Chapter 25 How to Develop and Evaluate Naive Classifier Strategies Flashcards
Given a classification model, how do you know if the model has skill or not?
P 253
This is a common question on every classification predictive modeling project. The answer is to compare the results of a given classifier model to a baseline or naive classifier model.
If a classification model performs better than a naive classifier, then it has some skill. If a classifier model performs worse than the naive classifier, it does not have any skill.
How do Naïve classifiers make predictions?
P 253
A naive classifier model is one that does not use any sophistication in order to make a prediction, typically making a random or constant prediction
Given not all naive classifiers are created equal, and some perform better than others. How should we choose a naïve classifier?
P 253
We should use the best-performing naive classifier on all of our classification predictive modeling projects. We can use simple probability to evaluate the performance of different naive classifier models and confirm the one strategy that should always be used as the naive classifier.
The probabilistic version of Accuracy:
P(yhat=y) = P(yhat=0) × P(y=0) + P(yhat=1) × P(y=1)
What’s the best performing naïve classifier regardless of the number of classes or imbalanced data?
P 258
The majority class naive classifier is the method that should be used to calculate a baseline performance on your classification predictive modeling problems. It works just as well for those datasets with an equal number of class labels, and for problems with more than two class labels, e.g. multiclass classification problems.
The scikit-learn machine learning library provides an implementation of the majority class naive
classification algorithm as part of the DummyClassifier class.

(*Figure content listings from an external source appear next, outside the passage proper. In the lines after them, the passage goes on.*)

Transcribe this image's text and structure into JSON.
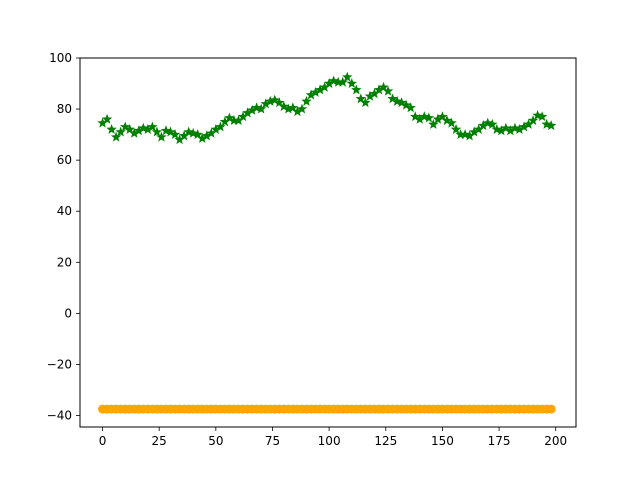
{
  "chart_data": {
    "type": "scatter",
    "title": "",
    "xlabel": "",
    "ylabel": "",
    "xlim": [
      -9.95,
      208.95
    ],
    "ylim": [
      -44.5,
      100
    ],
    "xticks": [
      0,
      25,
      50,
      75,
      100,
      125,
      150,
      175,
      200
    ],
    "yticks": [
      -40,
      -20,
      0,
      20,
      40,
      60,
      80,
      100
    ],
    "grid": false,
    "legend": "none",
    "series": [
      {
        "marker": "star",
        "color": "#008000",
        "x": [
          0,
          2,
          4,
          6,
          8,
          10,
          12,
          14,
          16,
          18,
          20,
          22,
          24,
          26,
          28,
          30,
          32,
          34,
          36,
          38,
          40,
          42,
          44,
          46,
          48,
          50,
          52,
          54,
          56,
          58,
          60,
          62,
          64,
          66,
          68,
          70,
          72,
          74,
          76,
          78,
          80,
          82,
          84,
          86,
          88,
          90,
          92,
          94,
          96,
          98,
          100,
          102,
          104,
          106,
          108,
          110,
          112,
          114,
          116,
          118,
          120,
          122,
          124,
          126,
          128,
          130,
          132,
          134,
          136,
          138,
          140,
          142,
          144,
          146,
          148,
          150,
          152,
          154,
          156,
          158,
          160,
          162,
          164,
          166,
          168,
          170,
          172,
          174,
          176,
          178,
          180,
          182,
          184,
          186,
          188,
          190,
          192,
          194,
          196,
          198
        ],
        "y": [
          74.5,
          76,
          72,
          69,
          71,
          73,
          72,
          70.5,
          71.5,
          72.5,
          72,
          73,
          71,
          69,
          71.5,
          71,
          70,
          68,
          69.5,
          71,
          70.5,
          70,
          68.5,
          69.5,
          70.5,
          72,
          73,
          75,
          76.5,
          75.5,
          75.5,
          77,
          78.5,
          79.5,
          80.5,
          80,
          82,
          83,
          83.5,
          82.5,
          81,
          80,
          80.5,
          79,
          80,
          83,
          85.5,
          86.5,
          87.5,
          88.5,
          90,
          91,
          90.5,
          90.5,
          92.5,
          90,
          87.5,
          84,
          82.5,
          85,
          86,
          87.5,
          88.5,
          87,
          84,
          83,
          82.5,
          81.5,
          80.5,
          77,
          76,
          77,
          76.5,
          74,
          76,
          77,
          75.5,
          74.5,
          72,
          70,
          70,
          69.5,
          71,
          72,
          73.5,
          74.5,
          74,
          72,
          71.5,
          72.5,
          71.5,
          72.5,
          72,
          73,
          74,
          75.5,
          77.5,
          77,
          74,
          73.5
        ]
      },
      {
        "marker": "circle",
        "color": "#ffa500",
        "x": [
          0,
          2,
          4,
          6,
          8,
          10,
          12,
          14,
          16,
          18,
          20,
          22,
          24,
          26,
          28,
          30,
          32,
          34,
          36,
          38,
          40,
          42,
          44,
          46,
          48,
          50,
          52,
          54,
          56,
          58,
          60,
          62,
          64,
          66,
          68,
          70,
          72,
          74,
          76,
          78,
          80,
          82,
          84,
          86,
          88,
          90,
          92,
          94,
          96,
          98,
          100,
          102,
          104,
          106,
          108,
          110,
          112,
          114,
          116,
          118,
          120,
          122,
          124,
          126,
          128,
          130,
          132,
          134,
          136,
          138,
          140,
          142,
          144,
          146,
          148,
          150,
          152,
          154,
          156,
          158,
          160,
          162,
          164,
          166,
          168,
          170,
          172,
          174,
          176,
          178,
          180,
          182,
          184,
          186,
          188,
          190,
          192,
          194,
          196,
          198
        ],
        "y": [
          -37.5,
          -37.5,
          -37.5,
          -37.5,
          -37.5,
          -37.5,
          -37.5,
          -37.5,
          -37.5,
          -37.5,
          -37.5,
          -37.5,
          -37.5,
          -37.5,
          -37.5,
          -37.5,
          -37.5,
          -37.5,
          -37.5,
          -37.5,
          -37.5,
          -37.5,
          -37.5,
          -37.5,
          -37.5,
          -37.5,
          -37.5,
          -37.5,
          -37.5,
          -37.5,
          -37.5,
          -37.5,
          -37.5,
          -37.5,
          -37.5,
          -37.5,
          -37.5,
          -37.5,
          -37.5,
          -37.5,
          -37.5,
          -37.5,
          -37.5,
          -37.5,
          -37.5,
          -37.5,
          -37.5,
          -37.5,
          -37.5,
          -37.5,
          -37.5,
          -37.5,
          -37.5,
          -37.5,
          -37.5,
          -37.5,
          -37.5,
          -37.5,
          -37.5,
          -37.5,
          -37.5,
          -37.5,
          -37.5,
          -37.5,
          -37.5,
          -37.5,
          -37.5,
          -37.5,
          -37.5,
          -37.5,
          -37.5,
          -37.5,
          -37.5,
          -37.5,
          -37.5,
          -37.5,
          -37.5,
          -37.5,
          -37.5,
          -37.5,
          -37.5,
          -37.5,
          -37.5,
          -37.5,
          -37.5,
          -37.5,
          -37.5,
          -37.5,
          -37.5,
          -37.5,
          -37.5,
          -37.5,
          -37.5,
          -37.5,
          -37.5,
          -37.5,
          -37.5,
          -37.5,
          -37.5,
          -37.5
        ]
      }
    ]
  }
}
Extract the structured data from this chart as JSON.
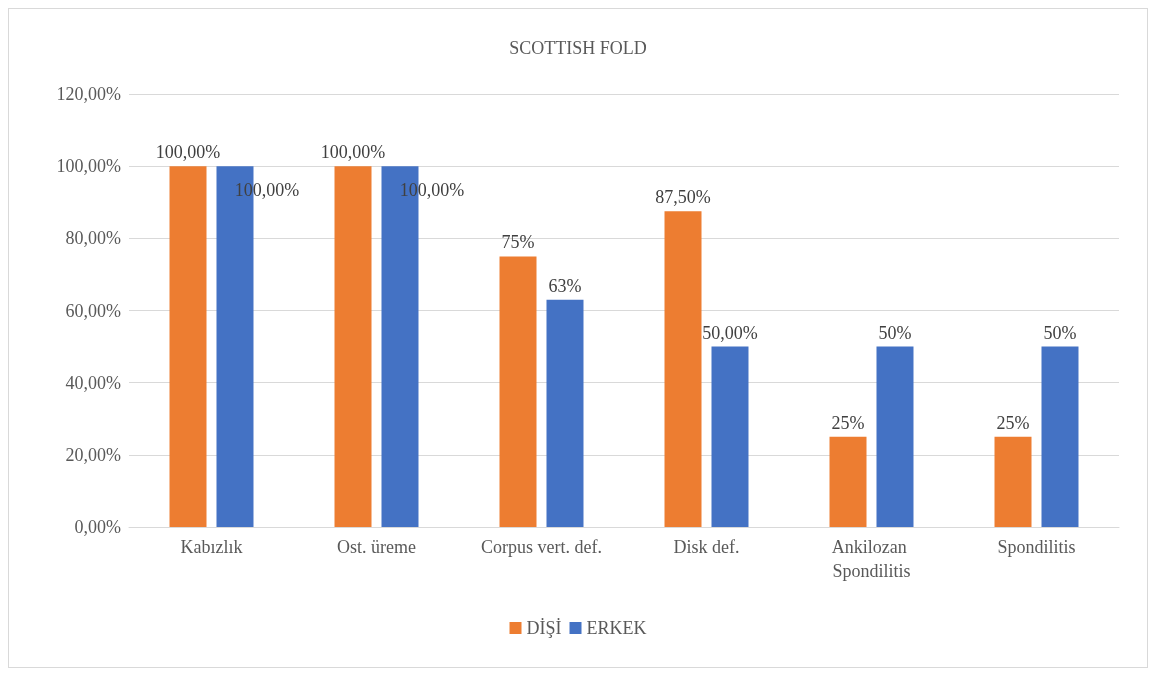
{
  "chart_data": {
    "type": "bar",
    "title": "SCOTTISH FOLD",
    "categories": [
      "Kabızlık",
      "Ost. üreme",
      "Corpus vert. def.",
      "Disk def.",
      "Ankilozan Spondilitis",
      "Spondilitis"
    ],
    "series": [
      {
        "name": "DİŞİ",
        "color": "#ed7d31",
        "values": [
          100,
          100,
          75,
          87.5,
          25,
          25
        ],
        "value_labels": [
          "100,00%",
          "100,00%",
          "75%",
          "87,50%",
          "25%",
          "25%"
        ]
      },
      {
        "name": "ERKEK",
        "color": "#4472c4",
        "values": [
          100,
          100,
          63,
          50,
          50,
          50
        ],
        "value_labels": [
          "100,00%",
          "100,00%",
          "63%",
          "50,00%",
          "50%",
          "50%"
        ]
      }
    ],
    "ylim": [
      0,
      120
    ],
    "yticks": [
      {
        "value": 0,
        "label": "0,00%"
      },
      {
        "value": 20,
        "label": "20,00%"
      },
      {
        "value": 40,
        "label": "40,00%"
      },
      {
        "value": 60,
        "label": "60,00%"
      },
      {
        "value": 80,
        "label": "80,00%"
      },
      {
        "value": 100,
        "label": "100,00%"
      },
      {
        "value": 120,
        "label": "120,00%"
      }
    ],
    "grid": "y",
    "legend": "bottom"
  }
}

To use the naive classifier, the class must be defined and the strategy argument set to ‘most frequent’ to ensure that the majority class is predicted. The class can then be fit on a training dataset and used to make predictions.
strategies:
Random Guess: Set the strategy argument to ‘uniform’.
Select Random Class: Set the strategy argument to ‘stratified’.
Majority Class: Set the strategy argument to ‘most_frequent’.